Define the terms, then ask the question

The language finding had a direct fix. A tap on the info icon defines what actually counts as an accident or a ticket, in plain language rather than policy jargon, so people learn what qualifies before they answer. It defuses the "will this hurt my quote?" worry at the moment it spikes.

Inline definitions. A tap on the info icon explains what counts as an accident or a ticket in plain language, shown before the user answers.

The step itself threads into the flow in three beats. It starts as a single yes or no question inside Add Drivers, so only drivers with history go any further and nothing extra is asked of people it does not apply to. When the answer is yes, details appear one incident at a time, with plain language guiding recall instead of insurance terminology. A summary card then confirms each entry, with the option to add another or continue the quote. The result is a legal disclosure that reads as transparent rather than punitive.

Three-beat mobile flow. A yes or no question embedded in Add Drivers, one incident entered at a time in plain language, and a summary card confirming the entry with options to add another or continue.
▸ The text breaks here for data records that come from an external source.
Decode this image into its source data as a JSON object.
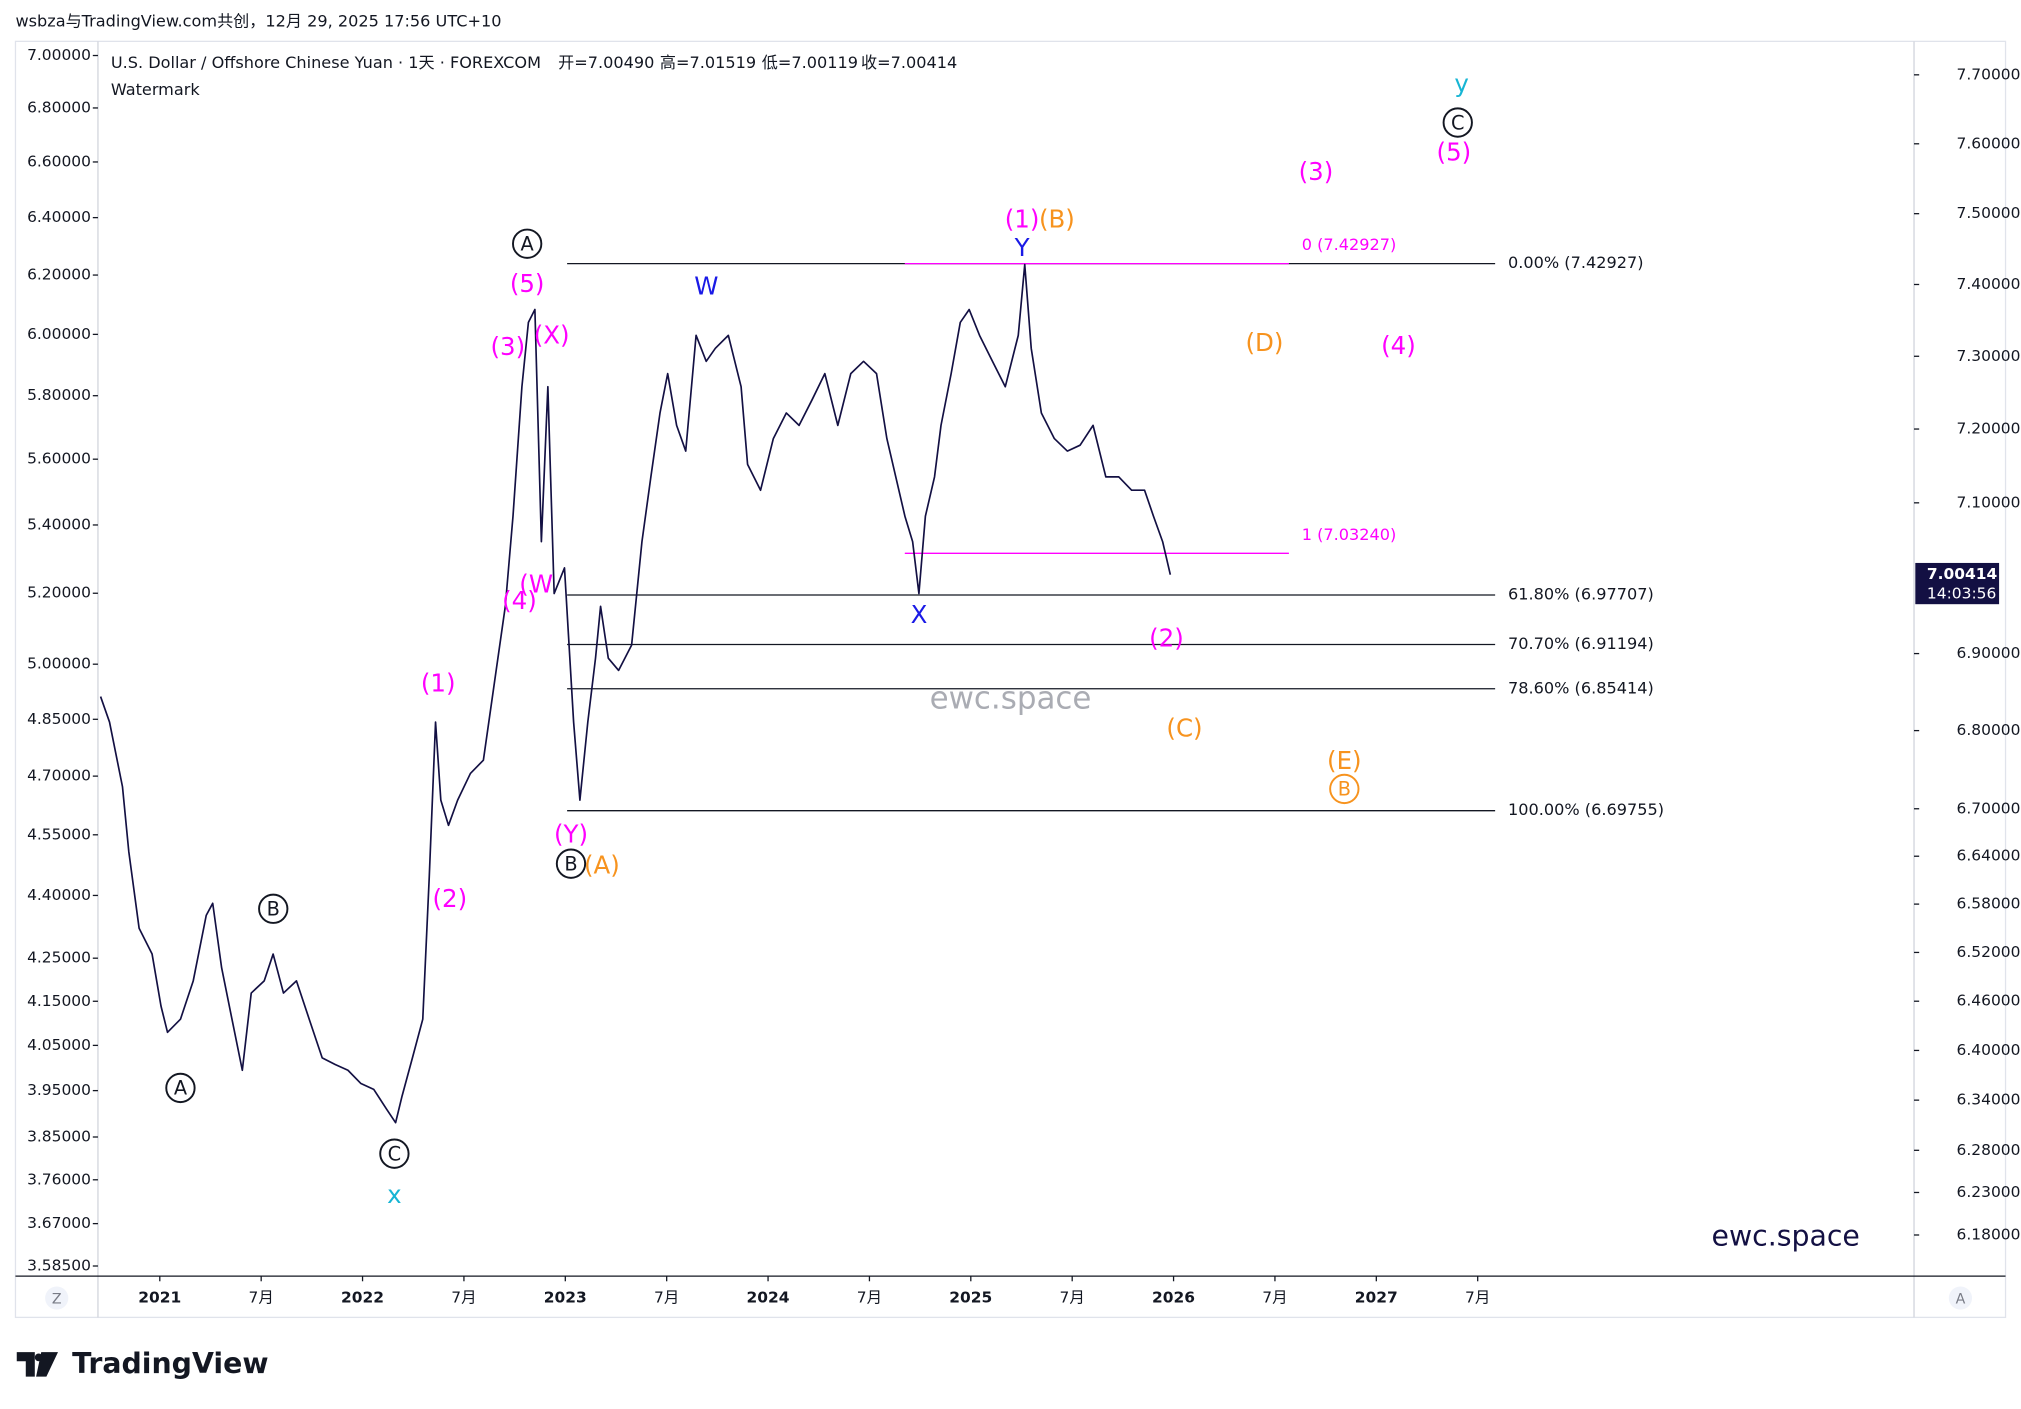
{
  "header": {
    "credit": "wsbza与TradingView.com共创，12月 29, 2025 17:56 UTC+10",
    "symbol": "U.S. Dollar / Offshore Chinese Yuan · 1天 · FOREXCOM",
    "open": "开=7.00490",
    "high": "高=7.01519",
    "low": "低=7.00119",
    "close": "收=7.00414",
    "watermark_label": "Watermark"
  },
  "chart_data": {
    "type": "line",
    "log_scale": true,
    "x": [
      2020.708,
      2020.752,
      2020.816,
      2020.847,
      2020.898,
      2020.962,
      2021.006,
      2021.038,
      2021.102,
      2021.165,
      2021.229,
      2021.261,
      2021.305,
      2021.356,
      2021.407,
      2021.451,
      2021.515,
      2021.559,
      2021.61,
      2021.674,
      2021.737,
      2021.801,
      2021.865,
      2021.928,
      2021.992,
      2022.055,
      2022.119,
      2022.163,
      2022.195,
      2022.246,
      2022.297,
      2022.329,
      2022.36,
      2022.386,
      2022.424,
      2022.469,
      2022.532,
      2022.596,
      2022.659,
      2022.704,
      2022.742,
      2022.786,
      2022.818,
      2022.85,
      2022.882,
      2022.914,
      2022.945,
      2022.996,
      2023.041,
      2023.072,
      2023.111,
      2023.149,
      2023.174,
      2023.212,
      2023.263,
      2023.327,
      2023.378,
      2023.422,
      2023.467,
      2023.505,
      2023.549,
      2023.594,
      2023.645,
      2023.695,
      2023.74,
      2023.804,
      2023.867,
      2023.899,
      2023.963,
      2024.026,
      2024.09,
      2024.153,
      2024.217,
      2024.28,
      2024.344,
      2024.408,
      2024.471,
      2024.535,
      2024.586,
      2024.63,
      2024.675,
      2024.713,
      2024.744,
      2024.776,
      2024.821,
      2024.853,
      2024.903,
      2024.948,
      2024.992,
      2025.043,
      2025.107,
      2025.17,
      2025.234,
      2025.266,
      2025.298,
      2025.348,
      2025.412,
      2025.476,
      2025.539,
      2025.603,
      2025.666,
      2025.73,
      2025.793,
      2025.857,
      2025.901,
      2025.946,
      2025.984
    ],
    "series": [
      {
        "name": "U.S. Dollar / Offshore Chinese Yuan",
        "color": "#131043",
        "values": [
          6.844,
          6.811,
          6.728,
          6.646,
          6.55,
          6.518,
          6.454,
          6.422,
          6.438,
          6.485,
          6.566,
          6.581,
          6.501,
          6.438,
          6.376,
          6.47,
          6.485,
          6.518,
          6.47,
          6.485,
          6.438,
          6.391,
          6.383,
          6.376,
          6.36,
          6.353,
          6.329,
          6.313,
          6.345,
          6.391,
          6.438,
          6.614,
          6.811,
          6.711,
          6.679,
          6.711,
          6.745,
          6.762,
          6.878,
          6.962,
          7.082,
          7.258,
          7.347,
          7.365,
          7.048,
          7.258,
          6.979,
          7.013,
          6.811,
          6.711,
          6.811,
          6.894,
          6.962,
          6.894,
          6.878,
          6.911,
          7.048,
          7.135,
          7.222,
          7.276,
          7.205,
          7.17,
          7.329,
          7.293,
          7.311,
          7.329,
          7.258,
          7.152,
          7.117,
          7.187,
          7.222,
          7.205,
          7.24,
          7.276,
          7.205,
          7.276,
          7.293,
          7.276,
          7.187,
          7.135,
          7.082,
          7.048,
          6.979,
          7.082,
          7.135,
          7.205,
          7.276,
          7.347,
          7.365,
          7.329,
          7.293,
          7.258,
          7.329,
          7.428,
          7.311,
          7.222,
          7.187,
          7.17,
          7.178,
          7.205,
          7.135,
          7.135,
          7.117,
          7.117,
          7.082,
          7.048,
          7.004
        ]
      }
    ],
    "xlim": [
      2020.695,
      2029.652
    ],
    "xticks": [
      2021,
      {
        "value": 2021.5,
        "label": "7月"
      },
      2022,
      {
        "value": 2022.5,
        "label": "7月"
      },
      2023,
      {
        "value": 2023.5,
        "label": "7月"
      },
      2024,
      {
        "value": 2024.5,
        "label": "7月"
      },
      2025,
      {
        "value": 2025.5,
        "label": "7月"
      },
      2026,
      {
        "value": 2026.5,
        "label": "7月"
      },
      2027,
      {
        "value": 2027.5,
        "label": "7月"
      }
    ],
    "ylim": [
      6.132,
      7.749
    ],
    "yticks": [
      {
        "value": 7.7,
        "label": "7.70000"
      },
      {
        "value": 7.6,
        "label": "7.60000"
      },
      {
        "value": 7.5,
        "label": "7.50000"
      },
      {
        "value": 7.4,
        "label": "7.40000"
      },
      {
        "value": 7.3,
        "label": "7.30000"
      },
      {
        "value": 7.2,
        "label": "7.20000"
      },
      {
        "value": 7.1,
        "label": "7.10000"
      },
      {
        "value": 6.9,
        "label": "6.90000"
      },
      {
        "value": 6.8,
        "label": "6.80000"
      },
      {
        "value": 6.7,
        "label": "6.70000"
      },
      {
        "value": 6.64,
        "label": "6.64000"
      },
      {
        "value": 6.58,
        "label": "6.58000"
      },
      {
        "value": 6.52,
        "label": "6.52000"
      },
      {
        "value": 6.46,
        "label": "6.46000"
      },
      {
        "value": 6.4,
        "label": "6.40000"
      },
      {
        "value": 6.34,
        "label": "6.34000"
      },
      {
        "value": 6.28,
        "label": "6.28000"
      },
      {
        "value": 6.23,
        "label": "6.23000"
      },
      {
        "value": 6.18,
        "label": "6.18000"
      }
    ],
    "y2lim": [
      3.565,
      7.055
    ],
    "y2ticks": [
      {
        "value": 7,
        "label": "7.00000"
      },
      {
        "value": 6.8,
        "label": "6.80000"
      },
      {
        "value": 6.6,
        "label": "6.60000"
      },
      {
        "value": 6.4,
        "label": "6.40000"
      },
      {
        "value": 6.2,
        "label": "6.20000"
      },
      {
        "value": 6,
        "label": "6.00000"
      },
      {
        "value": 5.8,
        "label": "5.80000"
      },
      {
        "value": 5.6,
        "label": "5.60000"
      },
      {
        "value": 5.4,
        "label": "5.40000"
      },
      {
        "value": 5.2,
        "label": "5.20000"
      },
      {
        "value": 5,
        "label": "5.00000"
      },
      {
        "value": 4.85,
        "label": "4.85000"
      },
      {
        "value": 4.7,
        "label": "4.70000"
      },
      {
        "value": 4.55,
        "label": "4.55000"
      },
      {
        "value": 4.4,
        "label": "4.40000"
      },
      {
        "value": 4.25,
        "label": "4.25000"
      },
      {
        "value": 4.15,
        "label": "4.15000"
      },
      {
        "value": 4.05,
        "label": "4.05000"
      },
      {
        "value": 3.95,
        "label": "3.95000"
      },
      {
        "value": 3.85,
        "label": "3.85000"
      },
      {
        "value": 3.76,
        "label": "3.76000"
      },
      {
        "value": 3.67,
        "label": "3.67000"
      },
      {
        "value": 3.585,
        "label": "3.58500"
      }
    ],
    "last_price": {
      "value": 7.00414,
      "label": "7.00414",
      "countdown": "14:03:56",
      "color": "#131043"
    },
    "fib_levels": [
      {
        "label": "0.00% (7.42927)",
        "value": 7.42927,
        "color": "#131722"
      },
      {
        "label": "61.80% (6.97707)",
        "value": 6.97707,
        "color": "#131722"
      },
      {
        "label": "70.70% (6.91194)",
        "value": 6.91194,
        "color": "#131722"
      },
      {
        "label": "78.60% (6.85414)",
        "value": 6.85414,
        "color": "#131722"
      },
      {
        "label": "100.00% (6.69755)",
        "value": 6.69755,
        "color": "#131722"
      }
    ],
    "projection_levels": [
      {
        "label": "0 (7.42927)",
        "value": 7.42927,
        "color": "#ff00ff"
      },
      {
        "label": "1 (7.03240)",
        "value": 7.0324,
        "color": "#ff00ff"
      }
    ],
    "annotations": [
      {
        "text": "(1)",
        "color": "#ff00ff",
        "circled": false
      },
      {
        "text": "(2)",
        "color": "#ff00ff",
        "circled": false
      },
      {
        "text": "(3)",
        "color": "#ff00ff",
        "circled": false
      },
      {
        "text": "(4)",
        "color": "#ff00ff",
        "circled": false
      },
      {
        "text": "(5)",
        "color": "#ff00ff",
        "circled": false
      },
      {
        "text": "(X)",
        "color": "#ff00ff",
        "circled": false
      },
      {
        "text": "(W",
        "color": "#ff00ff",
        "circled": false
      },
      {
        "text": "(Y)",
        "color": "#ff00ff",
        "circled": false
      },
      {
        "text": "(1)",
        "color": "#ff00ff",
        "circled": false
      },
      {
        "text": "(2)",
        "color": "#ff00ff",
        "circled": false
      },
      {
        "text": "(3)",
        "color": "#ff00ff",
        "circled": false
      },
      {
        "text": "(4)",
        "color": "#ff00ff",
        "circled": false
      },
      {
        "text": "(5)",
        "color": "#ff00ff",
        "circled": false
      },
      {
        "text": "(B)",
        "color": "#f7931e",
        "circled": false
      },
      {
        "text": "(A)",
        "color": "#f7931e",
        "circled": false
      },
      {
        "text": "(D)",
        "color": "#f7931e",
        "circled": false
      },
      {
        "text": "(C)",
        "color": "#f7931e",
        "circled": false
      },
      {
        "text": "(E)",
        "color": "#f7931e",
        "circled": false
      },
      {
        "text": "B",
        "color": "#f7931e",
        "circled": true
      },
      {
        "text": "A",
        "color": "#131722",
        "circled": true
      },
      {
        "text": "B",
        "color": "#131722",
        "circled": true
      },
      {
        "text": "C",
        "color": "#131722",
        "circled": true
      },
      {
        "text": "A",
        "color": "#131722",
        "circled": true
      },
      {
        "text": "B",
        "color": "#131722",
        "circled": true
      },
      {
        "text": "C",
        "color": "#131722",
        "circled": true
      },
      {
        "text": "W",
        "color": "#1a1ae6",
        "circled": false
      },
      {
        "text": "Y",
        "color": "#1a1ae6",
        "circled": false
      },
      {
        "text": "X",
        "color": "#1a1ae6",
        "circled": false
      },
      {
        "text": "x",
        "color": "#17b5d4",
        "circled": false
      },
      {
        "text": "y",
        "color": "#17b5d4",
        "circled": false
      }
    ],
    "watermark": "ewc.space",
    "signature": "ewc.space"
  },
  "footer": {
    "brand": "TradingView",
    "axis_button_left": "Z",
    "axis_button_right": "A"
  }
}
Validation through usability testing

7/7Adding an accident or violation. Every participant completed it.
6.3/7Deleting an accident or violation, after the corrective action was resurfaced.
6.5/7Comfort reporting accident and violation history.
6.9/7Comfort with insurance companies using public records.

For users

Confident, informed history entry. A clear view of what counts and why. Trust built earlier in the process.

For business

Digital capture reduces backend surprises and quote discrepancies. Leads reaching agents are higher quality and better informed, and conversion is preserved while trust is built earlier.

This one taught me that the most meaningful design work sometimes happens inside someone else's business decision. The ask was transparency. The real opportunity was turning a legal disclosure into a feature, something that made the process feel like it was on the user's side.